On both flights, the research documents two peaks of CO₂ levels: the first during the takeoff phase, and the second during the landing phase. The highest levels of CO₂ occurred between approximately 30 minutes ahead of takeoff until 20 minutes after takeoff, peaking at about 1070 ppm. This phase starts when passengers board the plane and are seated while the plane is getting prepared for takeoff, continues through the takeoff itself, and concludes after the plane ascends to high altitude. We attribute these high CO₂ levels to the fact that cabin pressurization starts only above 7000 feet, hence the low ventilation during that entire phase.
Additionally, the research documents that during the landing phase, CO₂ levels start to gradually increase from about 30 minutes ahead of landing, peaking at about 950 ppm when the plane doors are opened. Again, we attribute this increase in CO₂ levels to the fact that cabin pressurization stops below 7000 feet, hence ventilation is poor during that entire phase.
Finally, the research demonstrates that during the main stage of steady flight in high altitude, good ventilation and cabin pressurizing result in reasonable levels of CO₂ , ranging between 600-750 ppm.
Given the observations summarized above, it would make sense that when travelling during the COVID-19 pandemic, passengers should minimize as much as possible the amount of time on the plane before takeoff and after landing. Specifically, during the boarding stage, if passengers can manage to board the plane among the last in line (especially if they do not have a carry-on luggage), this will reduce the length of exposure ahead of takeoff.
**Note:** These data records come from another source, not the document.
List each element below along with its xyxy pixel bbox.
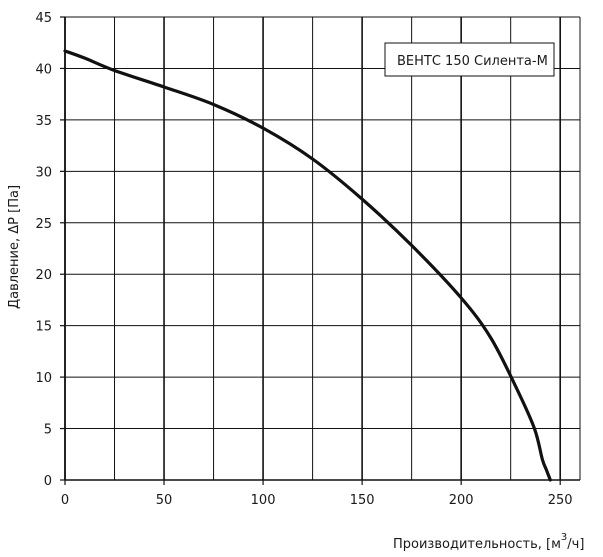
y-axis-title: Давление, ΔP [Па] [7, 185, 22, 309]
y-tick-label: 25 [35, 217, 52, 232]
y-tick-label: 0 [44, 474, 52, 489]
x-tick-label: 150 [350, 493, 375, 508]
x-tick-label: 100 [251, 493, 276, 508]
x-axis-title-superscript: 3 [561, 532, 567, 543]
series-line [63, 49, 552, 482]
x-tick-label: 200 [449, 493, 474, 508]
x-axis-title: Производительность, [м 3 /ч] [393, 532, 584, 552]
y-tick-label: 5 [44, 423, 52, 438]
x-tick-label: 250 [548, 493, 573, 508]
x-axis-title-end: /ч] [567, 537, 584, 552]
legend-entry: ВЕНТС 150 Силента-М [397, 54, 548, 69]
tick-labels: 0 50 100 150 200 250 0 5 10 15 20 25 30 35 40 45 [35, 11, 572, 508]
y-tick-label: 20 [35, 268, 52, 283]
series-lines [63, 49, 552, 482]
y-tick-label: 15 [35, 320, 52, 335]
y-tick-label: 40 [35, 62, 52, 77]
x-tick-label: 50 [156, 493, 173, 508]
x-axis-title-text: Производительность, [м [393, 537, 561, 552]
x-tick-label: 0 [61, 493, 69, 508]
grid [64, 16, 581, 481]
y-tick-label: 45 [35, 11, 52, 26]
y-tick-label: 35 [35, 114, 52, 129]
legend-box [384, 42, 555, 77]
legend: ВЕНТС 150 Силента-М [384, 42, 555, 77]
y-tick-label: 30 [35, 165, 52, 180]
y-tick-label: 10 [35, 371, 52, 386]
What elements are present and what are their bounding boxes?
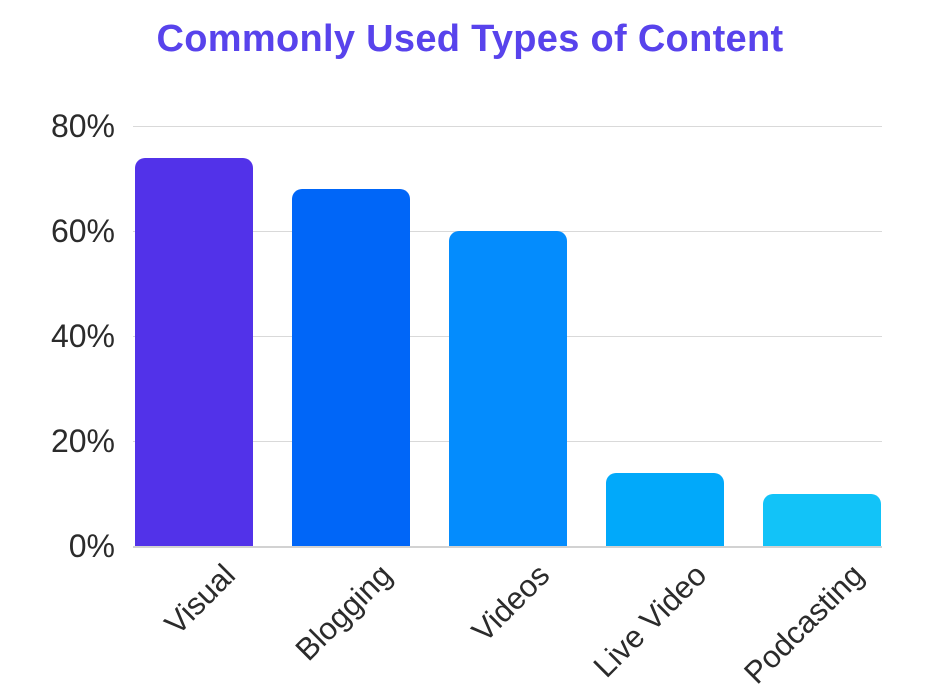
plot-area: Visual Blogging Videos Live Video Podcasting: [133, 126, 882, 691]
y-tick-label-80: 80%: [50, 108, 115, 144]
x-axis-label-blogging: Blogging: [288, 557, 400, 668]
bar-podcasting: [763, 493, 881, 546]
bar-visual: [135, 157, 253, 546]
y-tick-label-40: 40%: [50, 318, 115, 354]
chart-title: Commonly Used Types of Content: [156, 18, 784, 60]
x-axis-label-visual: Visual: [157, 557, 243, 642]
y-tick-label-60: 60%: [50, 213, 115, 249]
bar-blogging: [292, 189, 410, 546]
bar-videos: [449, 231, 567, 546]
x-axis-label-videos: Videos: [464, 557, 557, 649]
bar-live-video: [606, 472, 724, 546]
x-axis-baseline: [133, 546, 882, 548]
x-axis-label-live-video: Live Video: [586, 557, 714, 685]
y-tick-label-20: 20%: [50, 423, 115, 459]
gridline-80: [133, 126, 882, 127]
y-tick-label-0: 0%: [68, 528, 115, 564]
x-axis-label-podcasting: Podcasting: [736, 557, 871, 691]
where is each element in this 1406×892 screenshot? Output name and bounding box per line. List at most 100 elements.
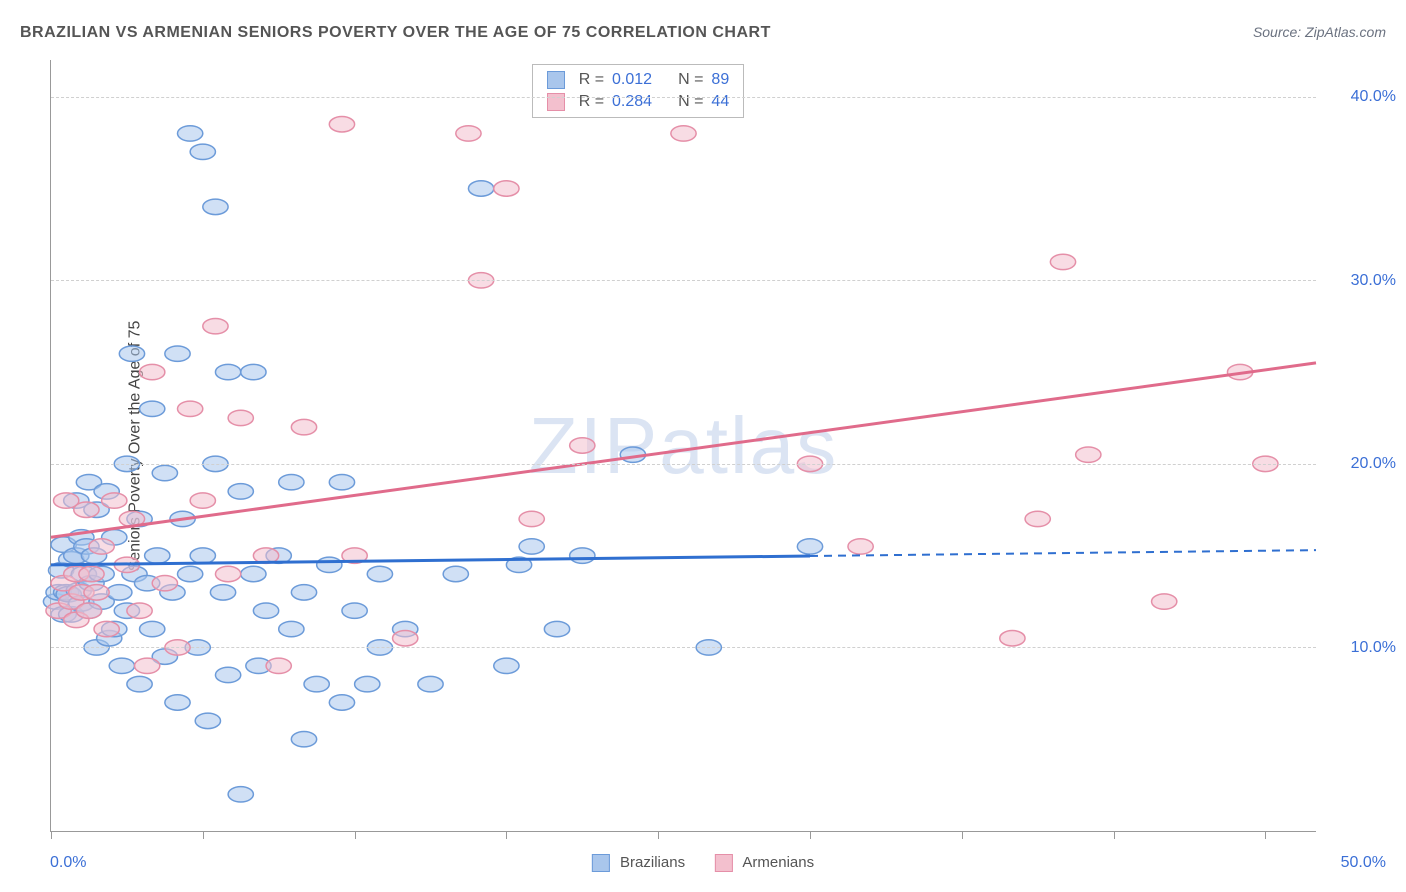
- data-point: [291, 732, 316, 747]
- data-point: [190, 548, 215, 563]
- data-point: [228, 410, 253, 425]
- data-point: [279, 475, 304, 490]
- data-point: [140, 364, 165, 379]
- chart-svg: [51, 60, 1316, 831]
- data-point: [203, 199, 228, 214]
- data-point: [195, 713, 220, 728]
- data-point: [215, 566, 240, 581]
- data-point: [253, 603, 278, 618]
- data-point: [304, 676, 329, 691]
- data-point: [109, 658, 134, 673]
- data-point: [1076, 447, 1101, 462]
- x-axis-max-label: 50.0%: [1341, 854, 1386, 872]
- x-tick: [1114, 831, 1115, 839]
- gridline: [51, 97, 1316, 98]
- data-point: [178, 566, 203, 581]
- legend-label: Brazilians: [620, 854, 685, 871]
- data-point: [456, 126, 481, 141]
- data-point: [1152, 594, 1177, 609]
- data-point: [570, 548, 595, 563]
- y-tick-label: 30.0%: [1351, 272, 1396, 290]
- data-point: [119, 346, 144, 361]
- data-point: [228, 484, 253, 499]
- data-point: [127, 603, 152, 618]
- data-point: [468, 181, 493, 196]
- data-point: [178, 126, 203, 141]
- x-tick: [658, 831, 659, 839]
- gridline: [51, 280, 1316, 281]
- x-tick: [962, 831, 963, 839]
- trend-line-extrapolated: [810, 550, 1316, 556]
- data-point: [291, 419, 316, 434]
- legend-item-brazilians: Brazilians: [592, 854, 685, 872]
- y-tick-label: 10.0%: [1351, 639, 1396, 657]
- data-point: [241, 364, 266, 379]
- data-point: [152, 575, 177, 590]
- data-point: [494, 181, 519, 196]
- gridline: [51, 647, 1316, 648]
- data-point: [190, 144, 215, 159]
- data-point: [145, 548, 170, 563]
- data-point: [393, 631, 418, 646]
- x-tick: [1265, 831, 1266, 839]
- data-point: [317, 557, 342, 572]
- data-point: [443, 566, 468, 581]
- data-point: [848, 539, 873, 554]
- data-point: [355, 676, 380, 691]
- data-point: [74, 502, 99, 517]
- source-attribution: Source: ZipAtlas.com: [1253, 24, 1386, 40]
- x-tick: [355, 831, 356, 839]
- data-point: [84, 585, 109, 600]
- x-tick: [51, 831, 52, 839]
- data-point: [203, 318, 228, 333]
- data-point: [519, 539, 544, 554]
- data-point: [671, 126, 696, 141]
- data-point: [89, 539, 114, 554]
- data-point: [215, 667, 240, 682]
- data-point: [140, 401, 165, 416]
- data-point: [797, 539, 822, 554]
- data-point: [1000, 631, 1025, 646]
- data-point: [94, 621, 119, 636]
- trend-line: [51, 363, 1316, 537]
- data-point: [418, 676, 443, 691]
- x-axis-min-label: 0.0%: [50, 854, 86, 872]
- data-point: [140, 621, 165, 636]
- gridline: [51, 464, 1316, 465]
- data-point: [342, 603, 367, 618]
- data-point: [165, 695, 190, 710]
- series-legend: Brazilians Armenians: [592, 854, 814, 872]
- data-point: [519, 511, 544, 526]
- data-point: [329, 117, 354, 132]
- x-tick: [203, 831, 204, 839]
- data-point: [241, 566, 266, 581]
- data-point: [279, 621, 304, 636]
- legend-label: Armenians: [742, 854, 814, 871]
- data-point: [1025, 511, 1050, 526]
- data-point: [190, 493, 215, 508]
- data-point: [107, 585, 132, 600]
- y-tick-label: 40.0%: [1351, 88, 1396, 106]
- data-point: [570, 438, 595, 453]
- data-point: [367, 566, 392, 581]
- data-point: [102, 493, 127, 508]
- data-point: [494, 658, 519, 673]
- legend-swatch-icon: [592, 854, 610, 872]
- data-point: [210, 585, 235, 600]
- data-point: [178, 401, 203, 416]
- data-point: [1050, 254, 1075, 269]
- data-point: [228, 787, 253, 802]
- data-point: [134, 658, 159, 673]
- legend-swatch-icon: [715, 854, 733, 872]
- legend-item-armenians: Armenians: [715, 854, 814, 872]
- data-point: [76, 603, 101, 618]
- plot-area: ZIPatlas R = 0.012 N = 89 R = 0.284 N = …: [50, 60, 1316, 832]
- data-point: [152, 465, 177, 480]
- data-point: [215, 364, 240, 379]
- data-point: [329, 475, 354, 490]
- data-point: [79, 566, 104, 581]
- y-tick-label: 20.0%: [1351, 455, 1396, 473]
- data-point: [544, 621, 569, 636]
- x-tick: [506, 831, 507, 839]
- data-point: [165, 346, 190, 361]
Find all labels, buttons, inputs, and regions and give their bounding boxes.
Similarly, if passengers can aim to leave the plane as early as possible after the plane lands and the doors open, this will reduce the risk of exposure.

REFERENCES

1. Hatcher, John. “Carbon Dioxide monitoring to lower the coronavirus threat”, Smart Buildings Magazine, November 2, 2020, https://smartbuildingsmagazine.com/features/carbon-dioxide-monitoring-to-lower-the-coronavirus-threat
2. Peng, Z. and Jimenez, J.L. “Exhaled CO₂ as COVID-19 infection risk proxy for different indoor environments and activities”, medRxiv, September 9, 2019, https://www.medrxiv.org/content/10.1101/2020.09.09.20191676v1.full.pdf
3. “Measure CO2 Levels With Arduino and K-30 Sensor”, Indestructible Circuits, 2017
https://www.instructables.com/Track-CO2-Carbon-Dioxide-Levels-With-Ardunio-and-C/
4. “CO2 Monitoring with K30 Sensor”, Project Hub, June 20, 2017
https://create.arduino.cc/projecthub/alfred333/co2-monitoring-with-k30-sensor-86f6d9
5. “Micro SD Card Tutorial”, Indestructible Circuits, 2017
https://www.instructables.com/Micro-SD-Card-Tutorial/

About the Author

Inbar Adiel is in 11th grade and lives in NJ. He participates in the STEM program in his school and always looks for challenges. Recently he traveled to Israel and thought it is a great opportunity to check how safe are flights during Covid19 pandemic with a CO2 sensor that he built by himself.